Когда я увидел Эдуарда в тесном зале больничного морга, я не удивился. Не потому, что был измотан похоронными приготовлениями, не потому, что мысли мои были в той, далекой от сиюминутного бытия плоскости, которой благополучно избегает устроенное, плавно текущее существование. Я чувствовал, что он должен появиться в моей жизни. Могло ли быть иначе? Как две частицы, брошенные в круговорот времени, неумолимо влекомые друг к другу, мы обречены были столкнуться.
Сменяли один другого пустые дни, сплющенные, как жестянка из-под пива, по которой прошелся не один человек. Началось все со звонка на мою работу, в издательство. Прозвучали слова из трубки, и вмиг сорвался привычный, отлаженный ход жизни.
Вы замечали, что жизнь в каждый момент имеет свой темп, ритм, свою тональность, свой мелодический рисунок? Даже наш крутой, ополоумевший век не может удержать свой бешеный темп. Он сбивается, частит, а то вдруг замирает или тащится, как вконец усталый пешеход. Когда вам хочется плакать, темп неспешный, хотя события могут нестись вскачь. Радость убыстряет его, даже если не происходит ничего такого, что было бы замечено кем-то еще. Жизнь можно воспринимать, как музыку, пытаясь уловить мелодию, отпуская при этом свои чувства, придерживая рассудочность. Адажио – медленный темп. Свободное, вольное течение, так сказано в учебниках. Течение музыки. Событий. Жизни. С адажио начинается Реквием Моцарта. Помните эти горькие, величественные звуки? Не оставляющие надежды и дающие ее.
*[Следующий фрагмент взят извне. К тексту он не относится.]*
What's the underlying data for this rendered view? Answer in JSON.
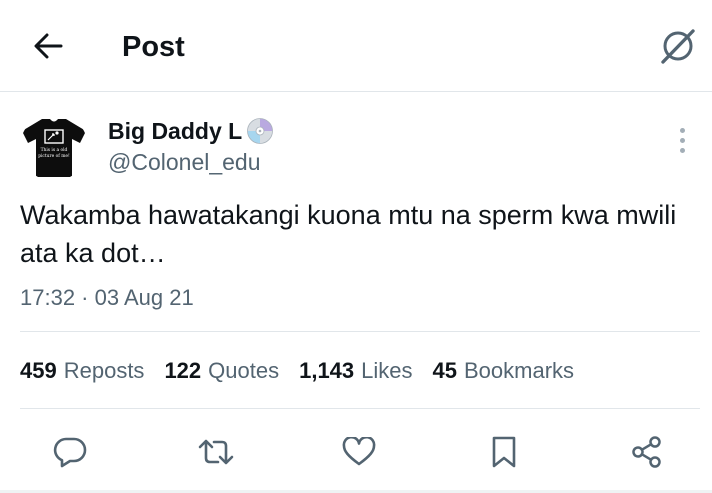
{
  "header": {
    "title": "Post",
    "back_icon": "arrow-left-icon",
    "grok_icon": "grok-icon"
  },
  "author": {
    "display_name": "Big Daddy L",
    "name_emoji": "cd-disc-emoji",
    "handle": "@Colonel_edu",
    "avatar": {
      "caption_line1": "This is a old",
      "caption_line2": "picture of me!"
    }
  },
  "tweet": {
    "text": "Wakamba hawatakangi kuona mtu na sperm kwa mwili ata ka dot…",
    "timestamp": "17:32 · 03 Aug 21"
  },
  "stats": [
    {
      "count": "459",
      "label": "Reposts"
    },
    {
      "count": "122",
      "label": "Quotes"
    },
    {
      "count": "1,143",
      "label": "Likes"
    },
    {
      "count": "45",
      "label": "Bookmarks"
    }
  ],
  "actions": [
    "reply-icon",
    "repost-icon",
    "like-icon",
    "bookmark-icon",
    "share-icon"
  ],
  "colors": {
    "text": "#0f1419",
    "secondary": "#536471",
    "divider": "#e1e6ea"
  }
}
Музыка для души? Или душа для музыки?
Звонили из больницы. Сообщили, что отцу стало плохо в булочной и его забрала скорая. Но теперь, сказали мне, состояние удовлетворительное. Отец был немолод, слаб здоровьем. Какое оно могло быть у человека, отдавшего столько лет лагерям. Скорая приезжала у нему не в первый раз. А все-таки тревога засела в глубине моего сознания. Что-то тревожило меня. Я поехал в больницу.
Врач упорно избегал смотреть мне в глаза. Но когда глянул в конце разговора, я подумал, что ему смертельно надоело жить и он делает это лишь по привычке. Из его слов выходило, что отец был в неплохом состоянии, а тут привезли женщину, попавшую в аварию, и реаниматоры бросились ее спасать. Лишь некоторое время спустя они увидели, что отец упал с каталки и лежит на полу. Видимо, хотел подняться. Падая, рассек кожу на голове, потерял много крови. Сейчас он плох, но для серьезных опасений нет причины.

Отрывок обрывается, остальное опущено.